A contract on construction job specifies a penalty for delay of completion beyond a a certain date as follows:
A contract on construction job specifies a penalty for delay of completion beyond a a certain date as follows: ₹200 for the first day, ₹250 for the second day, ₹300 for the third day, etc., the penalty for each succeeding day being ₹50 more than for the preceding day. How much money the contractor has to pay as penalty, if he delayed the work by 30 days?

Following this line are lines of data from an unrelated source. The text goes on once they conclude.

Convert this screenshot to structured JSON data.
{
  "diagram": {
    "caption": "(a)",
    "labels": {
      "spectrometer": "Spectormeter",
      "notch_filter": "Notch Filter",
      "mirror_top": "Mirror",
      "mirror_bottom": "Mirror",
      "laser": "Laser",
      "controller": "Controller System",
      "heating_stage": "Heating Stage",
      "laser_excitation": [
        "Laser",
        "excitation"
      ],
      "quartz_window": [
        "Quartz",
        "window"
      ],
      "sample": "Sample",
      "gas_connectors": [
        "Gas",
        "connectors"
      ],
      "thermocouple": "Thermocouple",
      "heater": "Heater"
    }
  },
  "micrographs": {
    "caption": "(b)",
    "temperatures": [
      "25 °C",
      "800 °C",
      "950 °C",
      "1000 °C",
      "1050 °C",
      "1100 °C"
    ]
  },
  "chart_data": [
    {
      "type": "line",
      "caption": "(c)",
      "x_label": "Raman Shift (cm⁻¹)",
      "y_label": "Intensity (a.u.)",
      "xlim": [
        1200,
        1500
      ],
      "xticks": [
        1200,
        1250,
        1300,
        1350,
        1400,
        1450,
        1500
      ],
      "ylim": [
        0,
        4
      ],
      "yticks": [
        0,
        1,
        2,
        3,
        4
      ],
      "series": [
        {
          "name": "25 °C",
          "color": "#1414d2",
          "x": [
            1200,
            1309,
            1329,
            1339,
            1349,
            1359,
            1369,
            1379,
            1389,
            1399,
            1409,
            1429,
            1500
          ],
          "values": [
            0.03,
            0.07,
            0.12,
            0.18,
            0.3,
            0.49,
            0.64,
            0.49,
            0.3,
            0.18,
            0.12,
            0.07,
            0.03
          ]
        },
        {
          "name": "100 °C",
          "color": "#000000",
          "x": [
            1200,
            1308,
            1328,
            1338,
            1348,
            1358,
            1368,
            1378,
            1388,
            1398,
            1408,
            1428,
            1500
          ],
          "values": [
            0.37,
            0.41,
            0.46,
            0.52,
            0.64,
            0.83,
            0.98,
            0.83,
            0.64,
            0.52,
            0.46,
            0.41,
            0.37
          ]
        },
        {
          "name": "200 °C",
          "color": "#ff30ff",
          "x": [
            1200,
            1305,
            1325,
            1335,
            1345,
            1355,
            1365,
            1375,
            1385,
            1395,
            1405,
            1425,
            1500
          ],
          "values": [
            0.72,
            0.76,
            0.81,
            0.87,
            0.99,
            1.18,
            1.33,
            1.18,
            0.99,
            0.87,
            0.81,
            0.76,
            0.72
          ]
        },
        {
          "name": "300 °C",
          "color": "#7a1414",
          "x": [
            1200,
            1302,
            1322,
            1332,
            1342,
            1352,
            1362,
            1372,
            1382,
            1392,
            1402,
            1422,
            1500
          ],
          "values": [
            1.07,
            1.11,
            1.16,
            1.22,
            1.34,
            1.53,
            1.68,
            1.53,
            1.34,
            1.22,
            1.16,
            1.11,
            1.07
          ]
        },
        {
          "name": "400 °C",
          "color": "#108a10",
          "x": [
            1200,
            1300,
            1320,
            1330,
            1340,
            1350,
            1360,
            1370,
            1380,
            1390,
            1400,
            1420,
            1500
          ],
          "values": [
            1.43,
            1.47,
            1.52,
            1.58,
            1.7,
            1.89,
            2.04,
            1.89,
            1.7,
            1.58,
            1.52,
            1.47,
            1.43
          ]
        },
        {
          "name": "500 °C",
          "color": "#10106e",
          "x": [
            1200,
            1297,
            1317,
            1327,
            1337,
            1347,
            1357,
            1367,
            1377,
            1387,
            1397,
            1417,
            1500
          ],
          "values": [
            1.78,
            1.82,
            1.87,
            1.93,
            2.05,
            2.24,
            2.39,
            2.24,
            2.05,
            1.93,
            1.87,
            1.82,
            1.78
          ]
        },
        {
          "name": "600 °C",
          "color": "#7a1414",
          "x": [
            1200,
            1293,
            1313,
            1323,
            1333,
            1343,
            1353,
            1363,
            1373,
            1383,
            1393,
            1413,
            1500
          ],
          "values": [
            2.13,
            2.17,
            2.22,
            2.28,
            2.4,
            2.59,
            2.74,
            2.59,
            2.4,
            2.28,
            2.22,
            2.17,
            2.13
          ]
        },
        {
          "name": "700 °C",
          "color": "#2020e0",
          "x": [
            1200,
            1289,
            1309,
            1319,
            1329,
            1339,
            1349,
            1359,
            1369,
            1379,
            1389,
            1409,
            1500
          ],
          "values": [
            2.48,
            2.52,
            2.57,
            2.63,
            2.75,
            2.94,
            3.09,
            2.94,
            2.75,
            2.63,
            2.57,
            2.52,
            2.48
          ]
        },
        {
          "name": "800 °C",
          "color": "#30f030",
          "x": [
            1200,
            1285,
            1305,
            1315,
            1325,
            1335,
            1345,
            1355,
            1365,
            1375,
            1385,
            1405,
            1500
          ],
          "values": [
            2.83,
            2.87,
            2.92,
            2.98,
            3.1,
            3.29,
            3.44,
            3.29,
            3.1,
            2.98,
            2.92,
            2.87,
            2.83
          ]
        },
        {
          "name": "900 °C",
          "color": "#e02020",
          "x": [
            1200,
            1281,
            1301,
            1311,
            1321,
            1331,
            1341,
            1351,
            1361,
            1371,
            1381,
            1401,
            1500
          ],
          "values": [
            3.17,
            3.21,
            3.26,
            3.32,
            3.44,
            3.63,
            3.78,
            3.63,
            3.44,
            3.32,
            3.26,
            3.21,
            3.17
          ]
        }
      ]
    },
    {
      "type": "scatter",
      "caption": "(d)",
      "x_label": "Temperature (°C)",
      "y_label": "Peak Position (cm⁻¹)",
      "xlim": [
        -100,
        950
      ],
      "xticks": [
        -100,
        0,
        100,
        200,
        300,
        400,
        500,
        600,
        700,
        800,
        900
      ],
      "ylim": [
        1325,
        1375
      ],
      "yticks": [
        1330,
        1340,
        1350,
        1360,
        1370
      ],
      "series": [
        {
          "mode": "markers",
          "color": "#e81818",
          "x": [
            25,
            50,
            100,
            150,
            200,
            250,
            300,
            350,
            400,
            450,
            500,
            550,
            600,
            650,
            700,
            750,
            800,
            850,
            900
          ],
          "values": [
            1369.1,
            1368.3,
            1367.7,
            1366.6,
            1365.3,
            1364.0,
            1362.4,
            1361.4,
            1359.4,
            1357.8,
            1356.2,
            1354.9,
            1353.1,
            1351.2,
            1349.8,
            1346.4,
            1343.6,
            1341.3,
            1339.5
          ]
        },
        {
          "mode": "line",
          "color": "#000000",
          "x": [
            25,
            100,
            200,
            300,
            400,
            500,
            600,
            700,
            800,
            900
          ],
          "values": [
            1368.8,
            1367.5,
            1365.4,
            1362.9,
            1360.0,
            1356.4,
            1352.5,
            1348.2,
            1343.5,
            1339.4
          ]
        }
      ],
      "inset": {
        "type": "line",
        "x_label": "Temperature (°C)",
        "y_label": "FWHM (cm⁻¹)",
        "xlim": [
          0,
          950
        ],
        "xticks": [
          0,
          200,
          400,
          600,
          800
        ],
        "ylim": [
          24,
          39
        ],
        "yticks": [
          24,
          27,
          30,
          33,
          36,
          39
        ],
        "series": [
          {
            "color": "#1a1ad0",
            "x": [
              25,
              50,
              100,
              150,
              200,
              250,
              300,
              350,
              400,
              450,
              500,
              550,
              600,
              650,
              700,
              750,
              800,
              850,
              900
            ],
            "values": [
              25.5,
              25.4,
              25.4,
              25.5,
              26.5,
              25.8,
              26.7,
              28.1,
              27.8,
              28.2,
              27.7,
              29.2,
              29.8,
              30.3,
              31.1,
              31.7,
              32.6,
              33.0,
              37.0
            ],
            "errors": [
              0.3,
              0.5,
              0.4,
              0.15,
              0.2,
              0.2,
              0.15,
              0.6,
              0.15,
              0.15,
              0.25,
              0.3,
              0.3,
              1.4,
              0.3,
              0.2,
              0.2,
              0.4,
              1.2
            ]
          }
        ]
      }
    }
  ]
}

It is given that the penalty for each succeeding day is ₹50 more than for the preceding day, so the amount of penalties are in AP with common difference ₹50.
Number of days in the delay of the work = 30
The amount of penalties are ₹200, ₹250, ₹300,... up to 30 terms.
∴ Total amount of money paid by the contractor as penalty, S30 = ₹200 + ₹250 + ₹300 + ... up to 30 terms
Here, a = ₹200, d = ₹50 and n = 30
Using the formula, $S_{n}=\frac{n}{2}[2 a+(n-1) d]$, we get
$S_{30}=\frac{30}{2}[2 \times 200+(30-1) \times 50]$
$=15(400+1450)$
$=15 \times 1850$
$=27750$
Hence, the contractor has to pay ₹27,750 as penalty.